"Il revient de très loin": passé tout près de la peine de mort en Indonésie, Serge Atlaoui en liberté conditionnelle

"Il revient de très, très loin". Le Français Serge Atlaoui va retrouver la liberté dans quelques jours. Condamné à mort en Indonésie pour narcotrafic, Serge Atlaoui a vu sa demande de libération conditionnelle validée par la justice française, après presque 20 ans de détention, dont la majeure partie en Asie. Il avait été arrêté en 2005, puis rapatrié dans l'Hexagone en janvier dernier.
"Il est très heureux. Il y a quand même des moments où la peine de mort était en voie d'être exécutée dans les couloirs de la mort en Indonésie. On l'a sauvé", a confié sur RMC son avocat Me Richard Sédillot.
Artisan soudeur, originaire de Metz et père de 4 enfants, Serge Atlaoui est arrêté le 11 novembre 2005 dans une usine de Jakarta, la capitale de l'Indonésie, où il travaille. La police a découvert des dizaines de kilos de drogue dans l'usine. Le Français affirme qu’il ignore tout de l’activité clandestine de l’usine et qu’il pense travailler pour une fabrique d’acrylique. En réalité, l'entreprise produisait de l’ecstasy.
Serge Atlaoui est alors accusé d’être le "chimiste" du laboratoire. À l’issue d’un procès sans traducteur, selon le Quai d’Orsay, il est condamné à la prison à vie, puis en appel, à la peine de mort.
Robert Badinter et François Hollande interviennent
L'affaire va susciter une forte mobilisation en France. Robert Badinter, artisan de l'abolition de la peine de mort, lui trouve lui-même un avocat. En Indonésie, Atlaoui multiplie les recours pour retarder l'exécution. Jusqu’en 2015, lorsque la Cour constitutionnelle rejette sa demande de révision. Toutes les voies d’appel sont alors épuisées.
Son exécution est annoncée comme imminente. Son avocat raconte même que son cercueil est préparé. Sa femme dit vivre "une torture psychologique intense" et ses proches demandent au président de la République François Hollande d'agir.
Ce dernier prend la parole publiquement. L’affaire est discutée entre chefs d’État. Le président socialiste menace le pays de "conséquences économiques" en cas d'exécution. La pression diplomatique va payer. Quelques jours plus tard, le nom de Serge Atlaoui est retiré de la liste des exécutés, au tout dernier moment. Mais il s'agit là d'un "sursis" temporaire, qui va durer des années. Pendant 10 ans encore, Serge Atlaoui va rester détenu dans sa prison de Jakarta.

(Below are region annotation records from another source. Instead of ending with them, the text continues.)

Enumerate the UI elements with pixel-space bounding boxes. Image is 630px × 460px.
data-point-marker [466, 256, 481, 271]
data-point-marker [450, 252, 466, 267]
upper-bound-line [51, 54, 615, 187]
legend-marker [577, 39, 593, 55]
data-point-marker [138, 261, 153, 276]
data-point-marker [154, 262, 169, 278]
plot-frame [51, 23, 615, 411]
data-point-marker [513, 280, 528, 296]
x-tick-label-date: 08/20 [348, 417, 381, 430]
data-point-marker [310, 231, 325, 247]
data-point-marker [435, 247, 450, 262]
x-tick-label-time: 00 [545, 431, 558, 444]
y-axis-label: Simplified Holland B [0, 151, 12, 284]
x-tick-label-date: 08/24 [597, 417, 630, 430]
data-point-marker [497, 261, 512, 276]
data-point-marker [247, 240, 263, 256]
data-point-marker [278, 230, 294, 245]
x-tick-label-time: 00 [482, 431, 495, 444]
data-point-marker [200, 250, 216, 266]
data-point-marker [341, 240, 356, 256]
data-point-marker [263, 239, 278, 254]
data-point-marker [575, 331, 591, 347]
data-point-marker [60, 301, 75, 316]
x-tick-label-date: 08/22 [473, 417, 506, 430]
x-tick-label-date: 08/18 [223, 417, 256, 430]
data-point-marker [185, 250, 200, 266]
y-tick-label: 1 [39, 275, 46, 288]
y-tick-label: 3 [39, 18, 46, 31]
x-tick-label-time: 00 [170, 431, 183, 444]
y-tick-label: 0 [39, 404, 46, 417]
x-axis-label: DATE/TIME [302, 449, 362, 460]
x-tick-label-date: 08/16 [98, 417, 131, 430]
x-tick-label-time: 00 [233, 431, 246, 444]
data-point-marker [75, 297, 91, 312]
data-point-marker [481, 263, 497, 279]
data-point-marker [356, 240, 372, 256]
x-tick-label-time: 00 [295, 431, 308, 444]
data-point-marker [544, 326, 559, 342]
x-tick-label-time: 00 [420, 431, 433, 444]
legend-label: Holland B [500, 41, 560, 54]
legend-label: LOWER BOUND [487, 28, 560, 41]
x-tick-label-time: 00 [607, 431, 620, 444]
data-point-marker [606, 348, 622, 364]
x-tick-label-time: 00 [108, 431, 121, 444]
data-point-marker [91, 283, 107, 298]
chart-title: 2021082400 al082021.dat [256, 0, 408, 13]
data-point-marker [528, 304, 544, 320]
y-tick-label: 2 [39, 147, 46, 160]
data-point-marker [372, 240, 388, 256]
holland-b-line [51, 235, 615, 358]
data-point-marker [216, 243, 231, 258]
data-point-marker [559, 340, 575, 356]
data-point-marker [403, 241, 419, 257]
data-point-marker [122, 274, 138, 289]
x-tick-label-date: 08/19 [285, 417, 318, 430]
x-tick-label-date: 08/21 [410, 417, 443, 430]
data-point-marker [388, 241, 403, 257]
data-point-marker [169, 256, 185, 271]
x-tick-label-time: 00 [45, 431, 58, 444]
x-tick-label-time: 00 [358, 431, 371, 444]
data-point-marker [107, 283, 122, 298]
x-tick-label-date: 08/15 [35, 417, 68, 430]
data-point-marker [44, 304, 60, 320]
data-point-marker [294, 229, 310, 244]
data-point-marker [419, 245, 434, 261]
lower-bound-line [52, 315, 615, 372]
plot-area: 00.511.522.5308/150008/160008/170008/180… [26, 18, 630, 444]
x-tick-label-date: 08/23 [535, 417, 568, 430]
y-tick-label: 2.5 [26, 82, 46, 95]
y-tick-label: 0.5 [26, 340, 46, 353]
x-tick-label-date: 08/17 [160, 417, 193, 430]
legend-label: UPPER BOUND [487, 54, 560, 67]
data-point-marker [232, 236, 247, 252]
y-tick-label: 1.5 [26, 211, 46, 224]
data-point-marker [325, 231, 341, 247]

Ses avocats demandent la grâce présidentielle
Les choses n’ont bougé que l’hiver dernier, lorsque la France et l’Indonésie, à la faveur d’un rapprochement diplomatique, ont conclu un accord. Ce dernier, qui a été signé par les ministres de la Justice, prévoit le retour à Paris de Serge Atlaoui. Un geste "humanitaire" pour Jakarta car Serge Atlaoui est malade. Il doit suivre, chaque semaine à l'hôpital, un traitement contre le cancer.
L'homme de 61 ans n’est pas pour autant gracié. La justice française transforme sa peine en 30 ans de prison. Incarcéré depuis janvier en Seine-et-Marne, Serge Atlaoui va pouvoir poursuivre sa peine en liberté conditionnelle, sous le contrôle de la justice.
La mesure sera effective vendredi. "L'immense majorité des gens ont compris qu'il n'y avait aucun élément dans le dossier qui permet de considérer qu'il aurait été coupable", a affirmé son avocat Me Richard Sédillot. Ses avocats ont déposé une demande de grâce présidentielle qui dispenserait Serge Atlaoui des obligations fixées par la justice.